Konkursantrag – keine Details von Kreditschutzverbänden

Doch nun brachte das Startup einen Konkursantrag ein, wie die heimischen Kreditschutzverbände übereinstimmend berichten. Konkrete Informationen dazu liegen aktuell bei keinem der Verbände vor. Sollten die Investments tatsächlich in Form von Wandeldarlehen erfolgt sein, würde ihre Summe in die Passiva fallen.

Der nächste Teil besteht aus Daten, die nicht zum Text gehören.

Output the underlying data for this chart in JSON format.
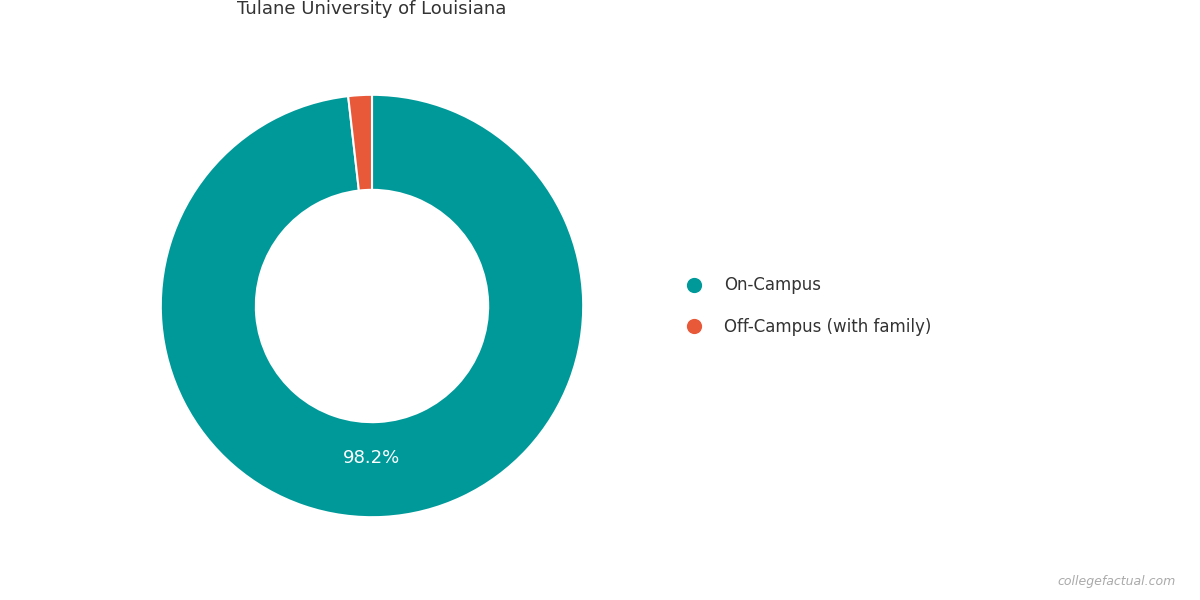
{
  "slices": [
    98.2,
    1.8
  ],
  "labels": [
    "On-Campus",
    "Off-Campus (with family)"
  ],
  "colors": [
    "#00999A",
    "#E8593A"
  ],
  "label_text": "98.2%",
  "label_color": "white",
  "background_color": "#ffffff",
  "watermark": "collegefactual.com",
  "title_fontsize": 13,
  "legend_fontsize": 12,
  "donut_width": 0.45,
  "startangle": 90,
  "label_fontsize": 13
}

Gründerin Lenart: Zwei Investments nicht rechtzeitig abgeschlossen

Auf brutkasten-Anfrage meldete sich Gründerin Ewa Lenart mit einem Statement zur Insolvenz. Man sei in einem „technisch sehr anspruchsvollen und noch relativ jungen Markt“ tätig, und habe in den vergangenen zwei Jahren ein starkes, wachsendes Interesse von weltweit führenden Architektur-, Ingenieur- und Beratungsunternehmen verzeichnen können. „Gleichzeitig erwiesen sich die Entwicklungs- und Implementierungszyklen in der Bau- und Immobilienbranche als länger und kapitalintensiver, als wir ursprünglich geplant hatten. Wir waren daher auf eine zusätzliche Finanzierung angewiesen, um die nächsten kommerziellen Meilensteine zu erreichen“, so die Gründerin.

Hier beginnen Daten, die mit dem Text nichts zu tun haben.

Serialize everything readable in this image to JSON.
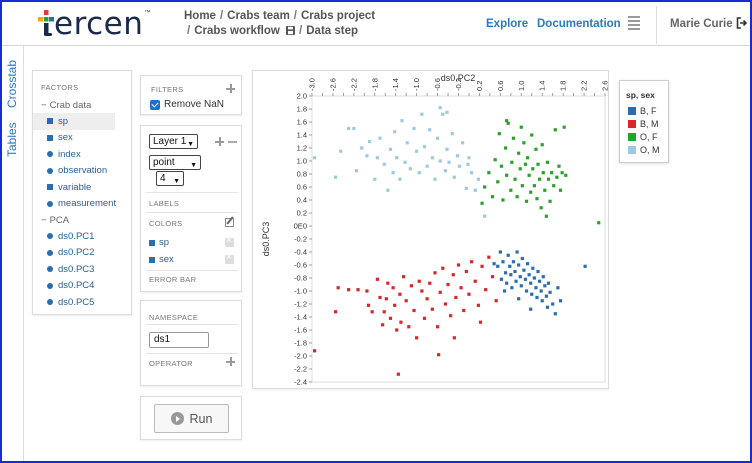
{
  "app": {
    "logo_text": "ercen",
    "logo_tm": "™"
  },
  "breadcrumb": {
    "items": [
      "Home",
      "Crabs team",
      "Crabs project"
    ],
    "items2": [
      "Crabs workflow",
      "Data step"
    ],
    "sep": "/"
  },
  "nav": {
    "explore": "Explore",
    "documentation": "Documentation",
    "user": "Marie Curie"
  },
  "side_tabs": [
    "Crosstab",
    "Tables"
  ],
  "factors": {
    "title": "FACTORS",
    "groups": [
      {
        "name": "Crab data",
        "items": [
          "sp",
          "sex",
          "index",
          "observation",
          "variable",
          "measurement"
        ]
      },
      {
        "name": "PCA",
        "items": [
          "ds0.PC1",
          "ds0.PC2",
          "ds0.PC3",
          "ds0.PC4",
          "ds0.PC5"
        ]
      }
    ]
  },
  "filters": {
    "title": "FILTERS",
    "remove_nan": "Remove NaN",
    "remove_nan_checked": true
  },
  "layer": {
    "layer_select": "Layer 1",
    "geom_select": "point",
    "size_select": "4",
    "labels_title": "LABELS",
    "colors_title": "COLORS",
    "colors": [
      "sp",
      "sex"
    ],
    "errorbar_title": "ERROR BAR"
  },
  "namespace": {
    "title": "NAMESPACE",
    "value": "ds1",
    "operator_title": "OPERATOR"
  },
  "run_label": "Run",
  "legend": {
    "title": "sp, sex",
    "items": [
      {
        "label": "B, F",
        "color": "#2a6db0"
      },
      {
        "label": "B, M",
        "color": "#d9262a"
      },
      {
        "label": "O, F",
        "color": "#2ca02c"
      },
      {
        "label": "O, M",
        "color": "#9ecae1"
      }
    ]
  },
  "chart_data": {
    "type": "scatter",
    "xlabel": "ds0.PC2",
    "ylabel": "ds0.PC3",
    "xlim": [
      -3.0,
      2.6
    ],
    "ylim": [
      -2.4,
      2.0
    ],
    "x_ticks": [
      "-3.0",
      "-2.8",
      "-2.6",
      "-2.4",
      "-2.2",
      "-2.0",
      "-1.8",
      "-1.6",
      "-1.4",
      "-1.2",
      "-1.0",
      "-0.8",
      "-0.6",
      "-0.4",
      "-0.2",
      "0.0",
      "0.2",
      "0.4",
      "0.6",
      "0.8",
      "1.0",
      "1.2",
      "1.4",
      "1.6",
      "1.8",
      "2.0",
      "2.2",
      "2.4",
      "2.6"
    ],
    "x_tick_labels_shown": [
      "-3.0",
      "-2.6",
      "-2.2",
      "-1.8",
      "-1.4",
      "-1.0",
      "-0.6",
      "-0.2",
      "0.2",
      "0.6",
      "1.0",
      "1.4",
      "1.8",
      "2.2",
      "2.6"
    ],
    "y_tick_labels": [
      "2.0",
      "1.8",
      "1.6",
      "1.4",
      "1.2",
      "1.0",
      "0.8",
      "0.6",
      "0.4",
      "0.2",
      "0E0",
      "-0.2",
      "-0.4",
      "-0.6",
      "-0.8",
      "-1.0",
      "-1.2",
      "-1.4",
      "-1.6",
      "-1.8",
      "-2.0",
      "-2.2",
      "-2.4"
    ],
    "series": [
      {
        "name": "B, F",
        "color": "#2a6db0",
        "points": [
          [
            0.48,
            -0.58
          ],
          [
            0.55,
            -0.62
          ],
          [
            0.6,
            -0.4
          ],
          [
            0.65,
            -0.55
          ],
          [
            0.7,
            -0.72
          ],
          [
            0.72,
            -0.88
          ],
          [
            0.75,
            -0.45
          ],
          [
            0.78,
            -0.62
          ],
          [
            0.8,
            -0.75
          ],
          [
            0.82,
            -0.95
          ],
          [
            0.85,
            -0.55
          ],
          [
            0.88,
            -0.7
          ],
          [
            0.9,
            -0.85
          ],
          [
            0.92,
            -0.4
          ],
          [
            0.95,
            -0.6
          ],
          [
            0.98,
            -0.78
          ],
          [
            1.0,
            -0.92
          ],
          [
            1.02,
            -0.5
          ],
          [
            1.05,
            -0.68
          ],
          [
            1.08,
            -0.82
          ],
          [
            1.1,
            -1.0
          ],
          [
            1.12,
            -0.58
          ],
          [
            1.15,
            -0.75
          ],
          [
            1.18,
            -0.88
          ],
          [
            1.2,
            -1.05
          ],
          [
            1.22,
            -0.65
          ],
          [
            1.25,
            -0.8
          ],
          [
            1.28,
            -0.95
          ],
          [
            1.3,
            -1.1
          ],
          [
            1.32,
            -0.7
          ],
          [
            1.35,
            -0.85
          ],
          [
            1.38,
            -1.0
          ],
          [
            1.4,
            -1.15
          ],
          [
            1.42,
            -0.78
          ],
          [
            1.45,
            -0.92
          ],
          [
            1.48,
            -1.08
          ],
          [
            1.5,
            -1.25
          ],
          [
            1.52,
            -0.88
          ],
          [
            1.55,
            -1.02
          ],
          [
            1.6,
            -1.2
          ],
          [
            1.65,
            -1.35
          ],
          [
            1.7,
            -0.95
          ],
          [
            1.75,
            -1.15
          ],
          [
            0.68,
            -1.0
          ],
          [
            0.95,
            -1.12
          ],
          [
            1.18,
            -1.28
          ],
          [
            0.62,
            -0.82
          ],
          [
            2.22,
            -0.62
          ]
        ]
      },
      {
        "name": "B, M",
        "color": "#d9262a",
        "points": [
          [
            -2.95,
            -1.92
          ],
          [
            -2.55,
            -1.32
          ],
          [
            -2.5,
            -0.95
          ],
          [
            -2.3,
            -0.98
          ],
          [
            -2.12,
            -0.98
          ],
          [
            -1.95,
            -1.0
          ],
          [
            -1.92,
            -1.22
          ],
          [
            -1.85,
            -1.32
          ],
          [
            -1.75,
            -0.82
          ],
          [
            -1.7,
            -1.1
          ],
          [
            -1.65,
            -1.52
          ],
          [
            -1.62,
            -1.32
          ],
          [
            -1.58,
            -1.12
          ],
          [
            -1.55,
            -0.88
          ],
          [
            -1.5,
            -1.42
          ],
          [
            -1.45,
            -0.95
          ],
          [
            -1.42,
            -1.22
          ],
          [
            -1.38,
            -1.6
          ],
          [
            -1.35,
            -2.28
          ],
          [
            -1.32,
            -1.05
          ],
          [
            -1.3,
            -1.48
          ],
          [
            -1.25,
            -0.78
          ],
          [
            -1.2,
            -1.15
          ],
          [
            -1.15,
            -1.55
          ],
          [
            -1.1,
            -0.92
          ],
          [
            -1.05,
            -1.3
          ],
          [
            -1.0,
            -1.72
          ],
          [
            -0.95,
            -0.85
          ],
          [
            -0.9,
            -1.0
          ],
          [
            -0.85,
            -1.42
          ],
          [
            -0.8,
            -1.12
          ],
          [
            -0.75,
            -0.88
          ],
          [
            -0.7,
            -1.28
          ],
          [
            -0.65,
            -0.72
          ],
          [
            -0.6,
            -1.55
          ],
          [
            -0.55,
            -1.02
          ],
          [
            -0.5,
            -0.65
          ],
          [
            -0.45,
            -1.2
          ],
          [
            -0.4,
            -0.9
          ],
          [
            -0.35,
            -1.38
          ],
          [
            -0.3,
            -0.75
          ],
          [
            -0.25,
            -1.1
          ],
          [
            -0.2,
            -0.6
          ],
          [
            -0.15,
            -0.95
          ],
          [
            -0.1,
            -1.3
          ],
          [
            -0.05,
            -0.7
          ],
          [
            0.0,
            -1.05
          ],
          [
            0.05,
            -0.55
          ],
          [
            0.12,
            -0.85
          ],
          [
            0.18,
            -1.22
          ],
          [
            0.25,
            -0.62
          ],
          [
            0.32,
            -0.98
          ],
          [
            0.38,
            -0.48
          ],
          [
            0.45,
            -0.78
          ],
          [
            0.52,
            -1.15
          ],
          [
            -0.58,
            -1.98
          ],
          [
            -0.28,
            -1.72
          ],
          [
            0.22,
            -1.48
          ]
        ]
      },
      {
        "name": "O, F",
        "color": "#2ca02c",
        "points": [
          [
            0.25,
            0.35
          ],
          [
            0.3,
            0.6
          ],
          [
            0.38,
            0.82
          ],
          [
            0.45,
            0.45
          ],
          [
            0.5,
            1.02
          ],
          [
            0.55,
            0.68
          ],
          [
            0.58,
            1.42
          ],
          [
            0.62,
            0.92
          ],
          [
            0.65,
            0.4
          ],
          [
            0.7,
            1.2
          ],
          [
            0.72,
            0.78
          ],
          [
            0.75,
            1.58
          ],
          [
            0.8,
            0.55
          ],
          [
            0.82,
            0.98
          ],
          [
            0.85,
            1.35
          ],
          [
            0.88,
            0.72
          ],
          [
            0.92,
            0.45
          ],
          [
            0.95,
            1.12
          ],
          [
            0.98,
            0.88
          ],
          [
            1.0,
            1.52
          ],
          [
            1.02,
            0.62
          ],
          [
            1.05,
            1.28
          ],
          [
            1.08,
            0.95
          ],
          [
            1.1,
            0.38
          ],
          [
            1.12,
            1.05
          ],
          [
            1.15,
            0.78
          ],
          [
            1.18,
            0.52
          ],
          [
            1.2,
            1.4
          ],
          [
            1.22,
            0.88
          ],
          [
            1.25,
            0.62
          ],
          [
            1.28,
            1.18
          ],
          [
            1.3,
            0.42
          ],
          [
            1.32,
            0.95
          ],
          [
            1.35,
            0.72
          ],
          [
            1.38,
            0.28
          ],
          [
            1.4,
            1.25
          ],
          [
            1.42,
            0.82
          ],
          [
            1.45,
            0.55
          ],
          [
            1.48,
            0.15
          ],
          [
            1.5,
            0.98
          ],
          [
            1.52,
            0.72
          ],
          [
            1.55,
            0.38
          ],
          [
            1.58,
            0.82
          ],
          [
            1.62,
            0.62
          ],
          [
            1.65,
            1.48
          ],
          [
            1.68,
            0.75
          ],
          [
            1.72,
            0.92
          ],
          [
            1.75,
            0.55
          ],
          [
            1.78,
            0.82
          ],
          [
            1.82,
            1.52
          ],
          [
            1.85,
            0.78
          ],
          [
            2.48,
            0.05
          ],
          [
            0.72,
            1.62
          ]
        ]
      },
      {
        "name": "O, M",
        "color": "#9ecae1",
        "points": [
          [
            -2.95,
            1.05
          ],
          [
            -2.55,
            0.75
          ],
          [
            -2.45,
            1.15
          ],
          [
            -2.3,
            1.5
          ],
          [
            -2.2,
            1.5
          ],
          [
            -2.15,
            0.85
          ],
          [
            -2.05,
            1.2
          ],
          [
            -1.95,
            1.08
          ],
          [
            -1.9,
            1.3
          ],
          [
            -1.8,
            0.72
          ],
          [
            -1.75,
            1.05
          ],
          [
            -1.7,
            1.35
          ],
          [
            -1.62,
            0.95
          ],
          [
            -1.55,
            0.55
          ],
          [
            -1.5,
            1.18
          ],
          [
            -1.45,
            0.82
          ],
          [
            -1.42,
            1.45
          ],
          [
            -1.38,
            1.05
          ],
          [
            -1.32,
            0.72
          ],
          [
            -1.28,
            1.62
          ],
          [
            -1.22,
            0.98
          ],
          [
            -1.18,
            1.28
          ],
          [
            -1.12,
            0.88
          ],
          [
            -1.05,
            1.5
          ],
          [
            -1.0,
            1.15
          ],
          [
            -0.95,
            0.82
          ],
          [
            -0.9,
            1.72
          ],
          [
            -0.85,
            1.22
          ],
          [
            -0.8,
            0.92
          ],
          [
            -0.75,
            1.48
          ],
          [
            -0.7,
            1.05
          ],
          [
            -0.65,
            0.72
          ],
          [
            -0.6,
            1.35
          ],
          [
            -0.55,
            1.0
          ],
          [
            -0.5,
            1.72
          ],
          [
            -0.45,
            0.85
          ],
          [
            -0.42,
            1.18
          ],
          [
            -0.38,
            0.98
          ],
          [
            -0.32,
            1.42
          ],
          [
            -0.28,
            0.75
          ],
          [
            -0.22,
            1.08
          ],
          [
            -0.18,
            0.92
          ],
          [
            -0.12,
            1.28
          ],
          [
            -0.05,
            0.58
          ],
          [
            0.0,
            1.05
          ],
          [
            0.05,
            0.82
          ],
          [
            0.12,
            0.55
          ],
          [
            0.18,
            0.72
          ],
          [
            -0.55,
            1.82
          ],
          [
            -0.42,
            1.75
          ],
          [
            0.3,
            0.15
          ],
          [
            -0.02,
            0.95
          ]
        ]
      }
    ]
  }
}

Während der jüngsten Finanzierungsrunde habe man zwei Term Sheets mit etablierten Investoren unterzeichnet. „Letztendlich wurde jedoch keine der beiden Transaktionen innerhalb des Zeitrahmens abgeschlossen, den das Unternehmen benötigte“, schreibt Lenart. „Wir haben zudem ein deutlich schlankeres und stärker kundenfinanziertes Betriebsmodell geprüft, konnten die daraus resultierende Liquiditätslücke aber nicht rechtzeitig schließen.“

Weiterführung steht noch im Raum

Doch Lenart fügt an: „Die zugrunde liegende Marktthese ist aus meiner Sicht nach wie vor sehr stark. Als wir Howie gründeten, befanden sich KI-native Workflows für die Baubranche noch in einer sehr frühen Phase. In den letzten zwei Jahren haben sich die Investitionen und die Adaption in diesem Bereich deutlich beschleunigt.“ Man sehe weiterhin Interesse von Kunden und Branchenakteuren an Howie und seiner Technologie. „Ob und in welcher Form Teile des Unternehmens oder des Produkts fortbestehen werden, hängt nun vom Insolvenzverfahren ab“, so die Gründerin.